Viel wichtiger scheint mir zu sein, in aller Offenheit die Vorteile und Nachteile darzustellen. Das Einzelschicksal orientiert sich nach meiner Erfahrung weniger an den abstrakten absoluten Zahlen als an ganz persönlichen Einschätzungen.

Ärzte Zeitung: Bei der Einführung des Screenings waren ja die Qualitätssicherung und eine Beendigung des grauen Screenings ein ganz wesentliches Ziel. Kann man sagen, dass das wenigstens gelungen ist?

Aubke: Nein, das kann man zu meinem Bedauern nicht sagen. Das muss man ganz ehrlich zugeben. Wir haben immer noch einen nicht zu vernachlässigenden Anteil eines grauen Screenings. Das beruht auf einer ganz unterschiedlichen Angebotsebene.

Die Vorgaben einer hohen Qualitätssicherung sind nachweislich erreicht. Trotzdem ist es ist nicht gelungen, mit dem Mammografie-Screening das graue Screening zu ersetzen. Denn es ist von der leistungsrechtlichen Dokumentation her sehr schwierig, quantitativ festzustellen, welchen Umfang das graue Screening hat.

Aber andererseits kann man sagen, dass durch das Screening und die dabei geforderte hohe Qualität ein Verbesserungssprung auch in der kurativen Versorgung erreicht worden ist.

Ärzte Zeitung: Wie kann ein Gynäkologe verhindern, dass seine Patientin in ein graues Screening gerät?

Aubke: Das geht nur mit der Überzeugung des Gynäkologen, dass nur das Mammografie-Screening mit seinem nachgewiesenen Qualitätsniveau und dem permanenten, transparenten und externen Qualitäts-Controlling eindeutig überlegen ist.

Die Ergebnisse unseres ersten Qualitätssicherungs-Berichts zeigen, dass es kaum einen anderen Versorgungszweig im Gesundheitswesen gibt, der derart transparent hinsichtlich seiner Ergebnisqualität kontrolliert wird.
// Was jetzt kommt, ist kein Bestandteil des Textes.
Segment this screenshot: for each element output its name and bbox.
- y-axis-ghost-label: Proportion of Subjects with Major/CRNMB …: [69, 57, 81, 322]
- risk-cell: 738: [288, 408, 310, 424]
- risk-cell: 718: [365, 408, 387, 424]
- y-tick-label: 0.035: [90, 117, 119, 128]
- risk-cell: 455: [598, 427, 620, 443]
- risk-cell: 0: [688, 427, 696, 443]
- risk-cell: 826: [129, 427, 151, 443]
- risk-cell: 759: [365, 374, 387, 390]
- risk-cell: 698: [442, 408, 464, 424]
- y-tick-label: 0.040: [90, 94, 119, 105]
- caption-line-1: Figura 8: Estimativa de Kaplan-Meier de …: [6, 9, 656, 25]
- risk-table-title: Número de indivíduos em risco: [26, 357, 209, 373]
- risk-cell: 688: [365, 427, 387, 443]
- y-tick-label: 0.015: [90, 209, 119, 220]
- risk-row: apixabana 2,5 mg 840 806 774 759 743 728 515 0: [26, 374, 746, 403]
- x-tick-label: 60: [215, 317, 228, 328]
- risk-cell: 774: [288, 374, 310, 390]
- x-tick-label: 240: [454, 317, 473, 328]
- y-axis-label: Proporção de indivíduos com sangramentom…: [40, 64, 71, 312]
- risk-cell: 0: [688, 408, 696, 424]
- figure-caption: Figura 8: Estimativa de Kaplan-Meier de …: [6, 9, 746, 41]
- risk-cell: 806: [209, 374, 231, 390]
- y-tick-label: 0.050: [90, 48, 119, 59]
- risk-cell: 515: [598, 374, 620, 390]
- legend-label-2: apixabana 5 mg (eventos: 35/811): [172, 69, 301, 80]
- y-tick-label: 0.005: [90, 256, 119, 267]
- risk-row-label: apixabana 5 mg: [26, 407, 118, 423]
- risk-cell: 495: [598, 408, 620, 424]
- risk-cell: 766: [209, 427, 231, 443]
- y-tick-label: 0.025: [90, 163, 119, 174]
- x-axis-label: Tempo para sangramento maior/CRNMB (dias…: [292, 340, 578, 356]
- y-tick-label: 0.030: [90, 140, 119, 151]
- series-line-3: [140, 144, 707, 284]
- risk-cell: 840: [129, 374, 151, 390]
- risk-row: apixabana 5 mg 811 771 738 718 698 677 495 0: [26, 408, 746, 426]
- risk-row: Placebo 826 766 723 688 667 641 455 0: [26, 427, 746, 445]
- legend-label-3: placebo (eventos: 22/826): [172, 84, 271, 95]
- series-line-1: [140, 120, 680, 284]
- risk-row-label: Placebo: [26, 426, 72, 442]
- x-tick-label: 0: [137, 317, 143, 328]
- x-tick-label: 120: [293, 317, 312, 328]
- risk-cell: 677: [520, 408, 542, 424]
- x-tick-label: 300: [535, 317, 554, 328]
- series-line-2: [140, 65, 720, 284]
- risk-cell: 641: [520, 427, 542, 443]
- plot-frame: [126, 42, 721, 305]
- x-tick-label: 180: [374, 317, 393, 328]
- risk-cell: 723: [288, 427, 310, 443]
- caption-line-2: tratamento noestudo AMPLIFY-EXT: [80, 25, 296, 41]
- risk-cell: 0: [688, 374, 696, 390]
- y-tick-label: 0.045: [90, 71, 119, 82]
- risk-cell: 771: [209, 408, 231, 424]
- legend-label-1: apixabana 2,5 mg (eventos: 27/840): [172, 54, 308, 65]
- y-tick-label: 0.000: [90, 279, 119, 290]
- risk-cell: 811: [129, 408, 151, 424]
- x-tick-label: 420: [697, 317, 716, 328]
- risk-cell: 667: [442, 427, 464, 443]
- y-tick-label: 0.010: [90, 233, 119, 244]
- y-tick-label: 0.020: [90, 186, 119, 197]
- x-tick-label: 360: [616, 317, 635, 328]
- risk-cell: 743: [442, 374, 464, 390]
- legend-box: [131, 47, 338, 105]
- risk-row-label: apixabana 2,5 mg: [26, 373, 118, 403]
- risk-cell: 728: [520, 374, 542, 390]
Nur bei diesem Screening kann die Frau sicher sein, dass sie sich über das Vier- und Sechs-Augen-Prinzip und eine externe Qualitätskontrolle in die besten Hände begibt.

Ärzte Zeitung: In welchen für die Frauen relevanten Parametern zeigt sich die Qualität?

Aubke: Erstens: die Doppelbefundung, bei unterschiedlichen Befunden sogar das Sechs-Augen-Prinzip bei Letztentscheidung des Programmverantwortlichen Arztes.

Zweitens: eine laufende technische Qualitätssicherung, und zwar tagtäglich, auch hinsichtlich der Belastung durch ionisierende Strahlen.

Drittens: eine permanente Kontrolle der Aufnahmequalität und Bilderstellung.

Und viertens ganz entscheidend: eine klar strukturierte Abklärungsdiagnostik bei einem auffälligen Befund in einem Mehr-Augen-Prinzip, in der Pathologen, Chirurgen, Gynäkologen und Radiologen eingebunden sind. Hier kann die betroffene Frau wirklich sicher sein, dass sie eine optimale Diagnostik erhält. Die hohe Treffsicherheit können wir tatsächlich belegen.